J.D. Considine
From Wednesday's Globe and Mail Published on Wednesday, Nov. 11, 2009 12:00AM EST Last updated on Saturday, Nov. 14, 2009 3:15AM EST
If you've spent any time at all listening to Canadian jazz, odds are you've heard Dave Young.
You may not have known it, of course, because Young - like many bassists - is seldom in the driver's seat. Indeed, his just-released album, Mean What You Say, is only his third as a bandleader, despite a career that stretches across four decades.
Still, Young's combination of rhythmic drive and virtuoso technique has made him one of the most in-demand rhythm players in Canadian jazz. In addition to lengthy stints with the likes of guitarist Lenny Breau and pianist Oliver Jones, Young's C.V. includes innumerable recording sessions and club dates.

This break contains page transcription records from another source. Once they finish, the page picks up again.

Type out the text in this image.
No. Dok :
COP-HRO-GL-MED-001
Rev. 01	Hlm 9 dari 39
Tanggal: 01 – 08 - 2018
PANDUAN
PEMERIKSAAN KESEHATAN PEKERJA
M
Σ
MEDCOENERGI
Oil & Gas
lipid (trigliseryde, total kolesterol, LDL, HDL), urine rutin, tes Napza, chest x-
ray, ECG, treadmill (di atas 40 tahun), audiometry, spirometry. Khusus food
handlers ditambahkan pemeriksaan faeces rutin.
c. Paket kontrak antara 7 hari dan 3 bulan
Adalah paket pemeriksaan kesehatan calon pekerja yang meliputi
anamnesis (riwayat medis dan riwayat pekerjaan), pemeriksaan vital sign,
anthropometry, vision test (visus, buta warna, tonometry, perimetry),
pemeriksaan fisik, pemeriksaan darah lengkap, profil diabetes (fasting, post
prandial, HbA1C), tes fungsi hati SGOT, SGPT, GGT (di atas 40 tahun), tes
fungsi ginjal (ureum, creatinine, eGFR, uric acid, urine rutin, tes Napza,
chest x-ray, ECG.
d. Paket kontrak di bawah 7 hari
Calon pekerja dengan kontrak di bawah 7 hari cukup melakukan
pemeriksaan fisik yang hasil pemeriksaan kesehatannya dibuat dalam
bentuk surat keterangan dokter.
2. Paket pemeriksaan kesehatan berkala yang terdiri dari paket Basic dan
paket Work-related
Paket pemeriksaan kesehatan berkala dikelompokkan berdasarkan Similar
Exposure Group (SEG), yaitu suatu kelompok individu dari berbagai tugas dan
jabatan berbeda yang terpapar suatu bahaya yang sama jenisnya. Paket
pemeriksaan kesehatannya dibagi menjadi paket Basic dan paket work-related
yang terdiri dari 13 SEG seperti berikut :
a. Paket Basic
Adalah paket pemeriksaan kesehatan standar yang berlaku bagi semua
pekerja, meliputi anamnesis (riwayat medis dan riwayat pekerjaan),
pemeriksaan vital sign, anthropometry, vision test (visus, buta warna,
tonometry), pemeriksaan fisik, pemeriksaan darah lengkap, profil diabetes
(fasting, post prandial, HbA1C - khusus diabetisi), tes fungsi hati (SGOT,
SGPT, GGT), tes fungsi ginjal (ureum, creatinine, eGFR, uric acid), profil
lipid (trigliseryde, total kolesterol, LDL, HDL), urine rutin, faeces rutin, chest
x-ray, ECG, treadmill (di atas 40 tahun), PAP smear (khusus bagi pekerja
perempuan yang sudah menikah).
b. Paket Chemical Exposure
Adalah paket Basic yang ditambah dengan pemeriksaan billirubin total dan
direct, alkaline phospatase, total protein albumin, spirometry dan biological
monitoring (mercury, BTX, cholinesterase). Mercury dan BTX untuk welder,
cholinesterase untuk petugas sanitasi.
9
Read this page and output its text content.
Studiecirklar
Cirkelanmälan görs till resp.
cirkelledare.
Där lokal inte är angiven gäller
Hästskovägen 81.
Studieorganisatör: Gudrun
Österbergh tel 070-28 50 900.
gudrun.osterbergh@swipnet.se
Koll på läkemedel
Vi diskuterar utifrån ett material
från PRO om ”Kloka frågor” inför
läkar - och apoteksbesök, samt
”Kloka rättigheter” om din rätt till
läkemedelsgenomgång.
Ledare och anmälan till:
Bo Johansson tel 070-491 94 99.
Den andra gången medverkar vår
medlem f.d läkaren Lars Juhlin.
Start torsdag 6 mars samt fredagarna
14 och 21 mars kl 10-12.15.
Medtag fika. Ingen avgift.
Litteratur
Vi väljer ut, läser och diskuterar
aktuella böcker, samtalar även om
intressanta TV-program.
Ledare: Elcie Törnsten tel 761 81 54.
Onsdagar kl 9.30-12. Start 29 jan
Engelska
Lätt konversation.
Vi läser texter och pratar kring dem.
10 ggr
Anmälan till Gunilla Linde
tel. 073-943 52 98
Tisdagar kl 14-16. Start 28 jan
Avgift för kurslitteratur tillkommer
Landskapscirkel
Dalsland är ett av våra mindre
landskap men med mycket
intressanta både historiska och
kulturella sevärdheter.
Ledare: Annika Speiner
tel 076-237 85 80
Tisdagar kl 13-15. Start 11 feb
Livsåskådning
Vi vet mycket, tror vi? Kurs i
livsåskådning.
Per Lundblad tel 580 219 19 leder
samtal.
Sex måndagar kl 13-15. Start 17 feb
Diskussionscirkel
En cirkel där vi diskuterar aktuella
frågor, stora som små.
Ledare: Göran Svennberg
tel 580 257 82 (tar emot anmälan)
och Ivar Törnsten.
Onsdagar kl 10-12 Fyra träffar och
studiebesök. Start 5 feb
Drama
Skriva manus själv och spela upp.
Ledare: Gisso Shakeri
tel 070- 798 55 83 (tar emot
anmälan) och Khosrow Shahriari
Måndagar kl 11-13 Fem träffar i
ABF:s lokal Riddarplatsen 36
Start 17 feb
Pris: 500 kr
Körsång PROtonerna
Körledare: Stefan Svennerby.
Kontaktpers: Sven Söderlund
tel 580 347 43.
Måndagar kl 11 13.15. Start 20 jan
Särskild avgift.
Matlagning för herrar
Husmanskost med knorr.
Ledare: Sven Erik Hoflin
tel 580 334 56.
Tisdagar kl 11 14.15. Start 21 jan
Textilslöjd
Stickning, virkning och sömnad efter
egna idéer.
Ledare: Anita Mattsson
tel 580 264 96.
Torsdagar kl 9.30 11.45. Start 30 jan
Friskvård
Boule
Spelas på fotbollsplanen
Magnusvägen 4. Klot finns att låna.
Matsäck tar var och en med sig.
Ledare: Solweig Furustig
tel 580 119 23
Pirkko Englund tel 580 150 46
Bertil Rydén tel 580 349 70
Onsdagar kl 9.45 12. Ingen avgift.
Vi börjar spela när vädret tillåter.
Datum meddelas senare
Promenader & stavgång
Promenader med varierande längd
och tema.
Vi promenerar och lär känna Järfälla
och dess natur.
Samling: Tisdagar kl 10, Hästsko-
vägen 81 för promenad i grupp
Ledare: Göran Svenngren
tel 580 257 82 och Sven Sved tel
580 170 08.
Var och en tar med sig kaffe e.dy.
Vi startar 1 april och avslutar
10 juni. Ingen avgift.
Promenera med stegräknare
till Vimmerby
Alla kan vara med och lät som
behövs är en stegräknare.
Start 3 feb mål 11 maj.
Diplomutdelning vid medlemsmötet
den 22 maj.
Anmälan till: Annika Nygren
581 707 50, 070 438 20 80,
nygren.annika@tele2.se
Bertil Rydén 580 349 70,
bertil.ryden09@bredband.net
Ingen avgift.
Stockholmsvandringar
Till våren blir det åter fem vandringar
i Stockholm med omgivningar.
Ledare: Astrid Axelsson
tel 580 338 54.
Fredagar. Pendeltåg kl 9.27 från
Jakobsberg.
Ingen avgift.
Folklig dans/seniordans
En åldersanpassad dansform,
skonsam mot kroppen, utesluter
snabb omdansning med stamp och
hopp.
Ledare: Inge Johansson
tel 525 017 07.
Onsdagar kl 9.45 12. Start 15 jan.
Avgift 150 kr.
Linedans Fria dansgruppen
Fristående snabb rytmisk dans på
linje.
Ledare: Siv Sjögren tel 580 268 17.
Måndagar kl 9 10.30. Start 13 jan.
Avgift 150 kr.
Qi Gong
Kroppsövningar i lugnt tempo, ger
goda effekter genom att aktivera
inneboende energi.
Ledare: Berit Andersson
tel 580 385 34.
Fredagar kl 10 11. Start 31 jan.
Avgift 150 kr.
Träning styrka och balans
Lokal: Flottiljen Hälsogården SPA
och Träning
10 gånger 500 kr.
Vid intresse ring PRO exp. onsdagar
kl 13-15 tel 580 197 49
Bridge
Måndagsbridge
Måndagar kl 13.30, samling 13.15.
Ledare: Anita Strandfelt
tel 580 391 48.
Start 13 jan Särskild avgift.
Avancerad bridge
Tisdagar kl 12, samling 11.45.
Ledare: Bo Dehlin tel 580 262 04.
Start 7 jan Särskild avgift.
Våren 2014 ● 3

The 69-year-old has spent much of his career playing classical as well as jazz. He has held positions with a number of Canadian orchestras and has also performed in opera orchestras, chamber groups and new-music ensembles.
Being able to work both sides of the street like that is no small achievement. As Young explains, the demands of classical and jazz on a bassist are "very different. The notes are in the same place, but that's about where it stops. The whole interpretation, and the fact that you're using the bow 99 per cent of the time - there's a whole range of factors that make [playing classical] quite different."
What makes Young's classical work all the more amazing is that the Winnipeg native started out as a jazz musician, and didn't begin to study classical music until after he'd graduated from university and moved to Toronto in 1967. An economics major, he worked first in accounting, and then as a financial analyst. "I was working on Bay Street all day, and working in clubs at night," he says. "That went on for a year or two."
Eventually, he turned in his pinstripes and focused on music full time. For a while, he maintained two basses, one for classical music and the other for jazz. But it was the jazz work that earned him the higher profile, particularly after he got a call to tour Japan with pianist Oscar Peterson in 1975.
"I took the gig assuming that it was just going to be a regular group, like a trio or quartet," he says. "Then, when I got to his house, he said, 'It's just you and I.' And that's what it was for six months: Two of us."
Isaac Newton famously described the Western intellectual tradition as "standing on the shoulders of giants." But to hear Young tell it, playing with Peterson was more like having to run alongside a giant. "You had to keep up," he says.
Even the best players could be shaken by what playing with Peterson demanded. Young recalls how Joe Pass - generally considered one of the most technically proficient guitarists ever to play jazz - would occasionally get "psyched out" by Peterson during a show. "He'd come off after the first half and say, 'You know, I could play this guitar yesterday. . . .' "
Young, for his part, dealt with the stress of Peterson's demands by learning to relax onstage. "I mean, I had to psych myself out in order to play the gig, but that was what it took," he says. "Little by little, he grew comfortable with what I did, so in the final 10 years, I could just get up there and play the way I felt comfortable, and away we went. There was no big push to make it more aggressive than it should be."
That relaxed confidence has been a hallmark of Young's playing ever since, and is amply in evidence on Mean What You Say. Working with brothers Robi and Frank Botos on piano and drums, plus trumpeter Kevin Turcotte, Young manages to be swinging and authoritative in a wide range of moods, from the driving hard bop of Minor 101 to the gentle, balladic take on Cole Porter's Every Time We Say Goodbye. Toss in a handful of spectacularly articulate bass solos, and it's a perfect a summation of Young's abilities as could be imagined.
The Dave Young Quartet will perform at the Trane Studio Jazz Lounge in Toronto at 8 p.m. on Thursday (416-913-8197).